By Timothy Harrison Staten Island Advance
STATEN ISLAND,N.Y. — “We’re calling it the job of the century,” said Tommy Kelly, 33, of West Brighton, a steamfitter on the crew building One World Trade Center in Lower Manhattan.
He witnessed President Barack Obama and First Lady Michelle Obama sign their names on a steel beam that was lifted to the top of the 104-story building on Aug. 2. Kelly signed the beam, too.
Succinctly he wrote, “9-11-01 Tom Kelly,” a tribute to his father, Thomas W. Kelly, a firefighter, who died during the September 11, 2001, terrorist attacks along with a dozen others from Engine Co. 4/Ladder Co. 15. He was 51.
His son recalled the “tremendous sense of accomplishment” he felt at adding a personal memorial to a piece of the new tower.
“It brings great closure that I wouldn’t have had,” Kelly said.
He began work on the new building in October 2011 after applying for the position.

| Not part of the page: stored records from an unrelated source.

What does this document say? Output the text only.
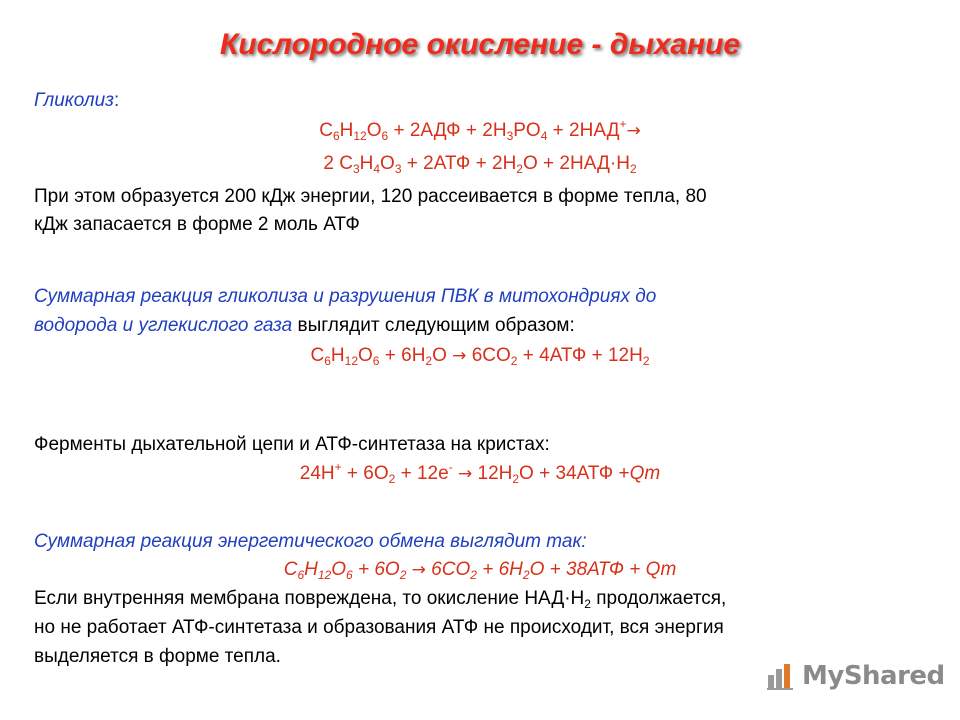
Кислородное окисление - дыхание
Гликолиз:
$C_6H_{12}O_6 + 2АДФ + 2H_3PO_4 + 2НАД^+\to$
2 $C_3H_4O_3 + 2АТФ + 2H_2O + 2НАД\cdot H_2$
При этом образуется 200 кДж энергии, 120 рассеивается в форме тепла, 80
кДж запасается в форме 2 моль АТФ
Суммарная реакция гликолиза и разрушения ПВК в митохондриях до
водорода и углекислого газа выглядит следующим образом:
$C_6H_{12}O_6 + 6H_2O \to 6CO_2 + 4АТФ + 12H_2$
Ферменты дыхательной цепи и АТФ-синтетаза на кристах:
$24H^+ + 6O_2 + 12e^- \to 12H_2O + 34АТФ +Qm$
Суммарная реакция энергетического обмена выглядит так:
$C_6H_{12}O_6 + 6O_2 \to 6CO_2 + 6H_2O + 38АТФ + Qm$
Если внутренняя мембрана повреждена, то окисление $НАД\cdot H_2$ продолжается,
но не работает АТФ-синтетаза и образования АТФ не происходит, вся энергия
выделяется в форме тепла.
MyShared
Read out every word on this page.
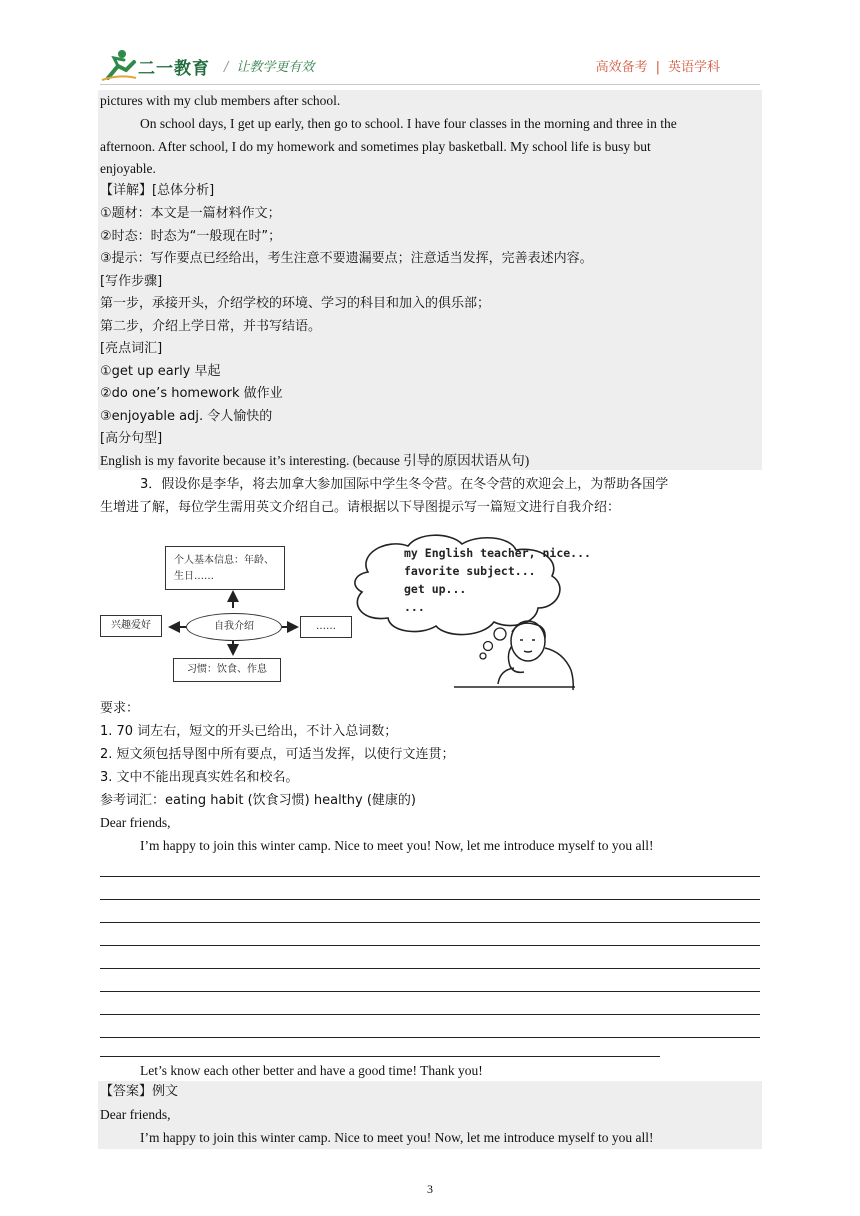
二一教育 / 让教学更有效	高效备考 | 英语学科
pictures with my club members after school.
On school days, I get up early, then go to school. I have four classes in the morning and three in the
afternoon. After school, I do my homework and sometimes play basketball. My school life is busy but
enjoyable.
【详解】[总体分析]
①题材：本文是一篇材料作文；
②时态：时态为“一般现在时”；
③提示：写作要点已经给出，考生注意不要遗漏要点；注意适当发挥，完善表述内容。
[写作步骤]
第一步，承接开头，介绍学校的环境、学习的科目和加入的俱乐部；
第二步，介绍上学日常，并书写结语。
[亮点词汇]
①get up early 早起
②do one’s homework 做作业
③enjoyable adj. 令人愉快的
[高分句型]
English is my favorite because it’s interesting. (because 引导的原因状语从句)
3．假设你是李华，将去加拿大参加国际中学生冬令营。在冬令营的欢迎会上，为帮助各国学
生增进了解，每位学生需用英文介绍自己。请根据以下导图提示写一篇短文进行自我介绍：
个人基本信息：年龄、生日……
兴趣爱好	自我介绍	……
习惯：饮食、作息
my English teacher, nice...
favorite subject...
get up...
...
要求：
1. 70 词左右，短文的开头已给出，不计入总词数；
2. 短文须包括导图中所有要点，可适当发挥，以使行文连贯；
3. 文中不能出现真实姓名和校名。
参考词汇：eating habit (饮食习惯) healthy (健康的)
Dear friends,
I’m happy to join this winter camp. Nice to meet you! Now, let me introduce myself to you all!
Let’s know each other better and have a good time! Thank you!
【答案】例文
Dear friends,
I’m happy to join this winter camp. Nice to meet you! Now, let me introduce myself to you all!
3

“I would like to be part of this,” he told a friend at the time.
Kelly recalled an evolution in his perception of the place where he works over the past year.
“At first it was [hard],” Kelly said. “When I would look out into the memorial — that’s where he is — I would just gaze.” His father’s remains were never retrieved from the debris. “Now I look down and it’s just — I feel pride.”
Kelly said his father worked as a steamfitter, too, helping to build the first World Trade Center, before becoming a firefighter.”My dad only had less than a year to retire from the FDNY, and he was going to go back full time into the steamfitting,” Kelly added.
Kelly, a shop steward’s partner, said he would continue to work at the Trade Center until the tower’s scheduled completion in early 2014.
“Every day when I go through that gate, I look up at the building and I feel a strong sense of pride.”